20 Aprile 2026

L’indice composito per il Goal 2 rimane sostanzialmente stabile tra il 2010 e il 2024, così come nell’ultimo anno. Dopo una crescita fino al 2018, diminuisce leggermente e torna su valori simili a quelli iniziali. Guardando ai singoli indicatori, peggiora la quota di persone che seguono un’alimentazione adeguata (-3,8 punti percentuali), mentre cresce in modo significativo la superficie agricola utilizzata (Sau) per il biologico (+11,1 punti percentuali).

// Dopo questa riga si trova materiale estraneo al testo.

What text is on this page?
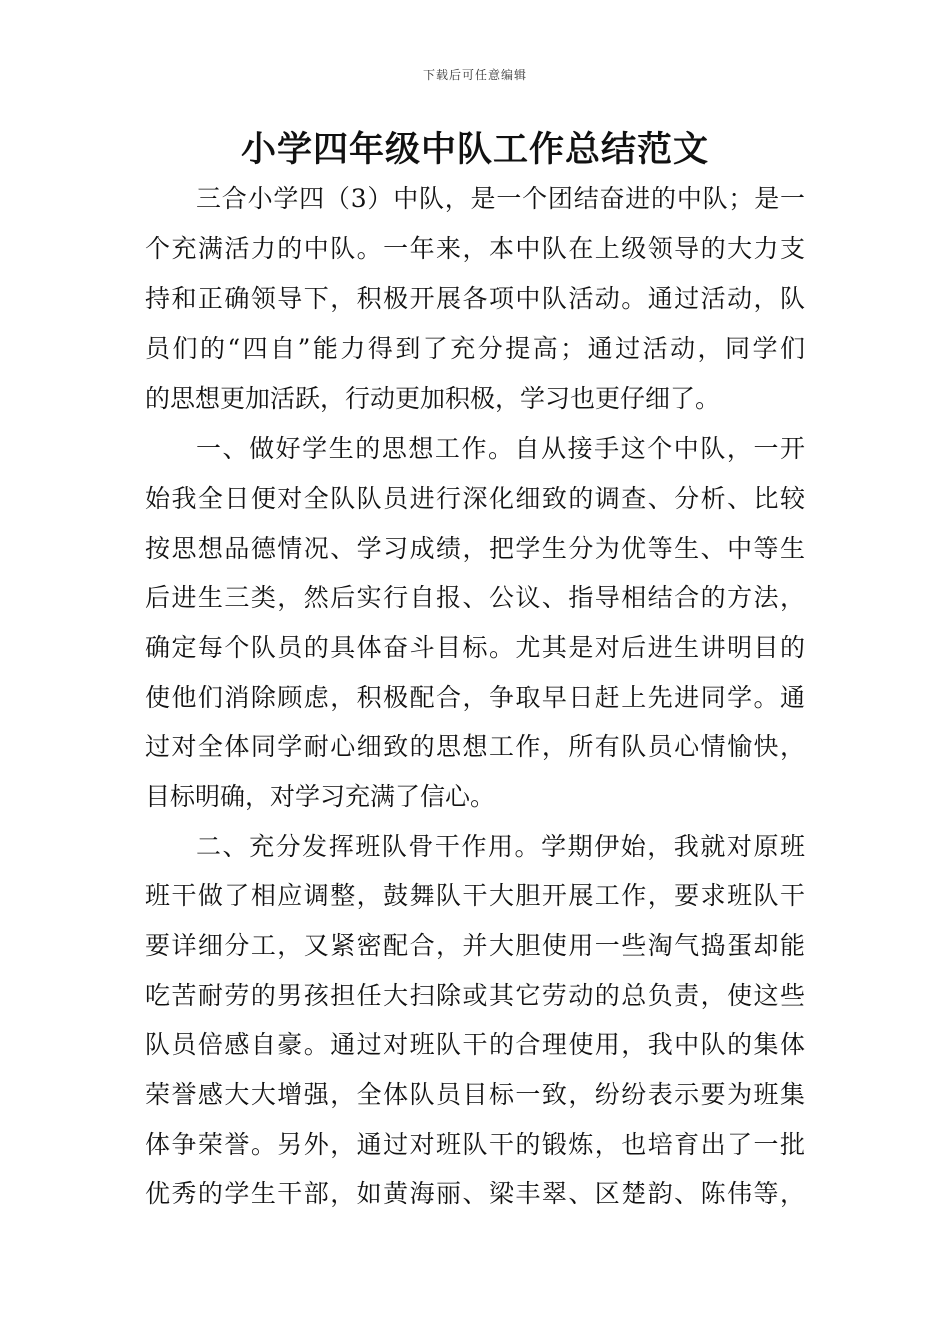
下载后可任意编辑
小学四年级中队工作总结范文
三合小学四（3）中队，是一个团结奋进的中队；是一
个充满活力的中队。一年来，本中队在上级领导的大力支
持和正确领导下，积极开展各项中队活动。通过活动，队
员们的“四自”能力得到了充分提高；通过活动，同学们
的思想更加活跃，行动更加积极，学习也更仔细了。
一、做好学生的思想工作。自从接手这个中队，一开
始我全日便对全队队员进行深化细致的调查、分析、比较
按思想品德情况、学习成绩，把学生分为优等生、中等生
后进生三类，然后实行自报、公议、指导相结合的方法，
确定每个队员的具体奋斗目标。尤其是对后进生讲明目的
使他们消除顾虑，积极配合，争取早日赶上先进同学。通
过对全体同学耐心细致的思想工作，所有队员心情愉快，
目标明确，对学习充满了信心。
二、充分发挥班队骨干作用。学期伊始，我就对原班
班干做了相应调整，鼓舞队干大胆开展工作，要求班队干
要详细分工，又紧密配合，并大胆使用一些淘气捣蛋却能
吃苦耐劳的男孩担任大扫除或其它劳动的总负责，使这些
队员倍感自豪。通过对班队干的合理使用，我中队的集体
荣誉感大大增强，全体队员目标一致，纷纷表示要为班集
体争荣誉。另外，通过对班队干的锻炼，也培育出了一批
优秀的学生干部，如黄海丽、梁丰翠、区楚韵、陈伟等，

La quota della popolazione che presenta un eccesso di peso è aumentata in modo significativo nel 2024 (45,1% rispetto a 44,6% del 2023), interessando più gli uomini che le donne. Tuttavia, una nota positiva viene dai dati più recenti di Nomisma: secondo l’Osservatorio Packaging del Largo Consumo 2025, sette italiani su dieci orientano le proprie scelte alimentari verso imballaggi “green”, e il 79% considera l’acquisto di cibo un ambito prioritario per pratiche responsabili. Una tendenza che va incoraggiata attraverso la promozione della food literacy, ossia la capacità delle persone di compiere scelte alimentari informate, consapevoli e coerenti con i principi di salute, identità culturale e sostenibilità ambientale. Qualche esempio? Un’etichettatura chiara e trasparente dei prodotti, piattaforme digitali di informazione e percorsi di coinvolgimento delle comunità locali.

Le disuguaglianze territoriali aumentano leggermente fino al 2014, poi diminuiscono fino al 2021, per tornare infine a salire, pur restando su livelli inferiori rispetto all’inizio del periodo. Le differenze tra Nord e Mezzogiorno sono meno marcate rispetto ad altri Goal, rimanendo sotto i cinque punti percentuali. Complessivamente, tra il 2010 e il 2024 solo due regioni migliorano in modo evidente, quattro peggiorano e quindici restano stabili, con variazioni inferiori ai cinque punti.

L’Italia conta già su un’agricoltura tra le più sostenibili d’Europa, sia in termini di efficienza nell’uso delle risorse sia in termini di biodiversità colturale. Ma non può dormire sugli allori: la transizione verso produzioni e consumi di cibi sostenibili è una sfida aperta. Vediamo ora gli obiettivi quantitativi. Sul 25% di Sau da destinare al biologico entro il 2030, siamo sulla buona strada. L’Italia registra una crescita costante e nel 2023 raggiunge il 19,8%.

Non siamo in linea, invece, con l’obiettivo entro il 2030 di ridurre del 20% l’utilizzo di fertilizzanti distribuiti in agricoltura rispetto al 2019. Qui l’indicatore risulta stabile, con un valore pari a 387,3 kg per ettaro.

Incerto, infine, l’obiettivo di dimezzare entro il 2030l’uso di pesticidi rispetto al triennio 2015-2017. L’uso è in diminuzione e, mantenendo l’attuale velocità, l’Italia si avvicinerà al target di 7,1 kg per ettaro, senza però raggiungerlo pienamente.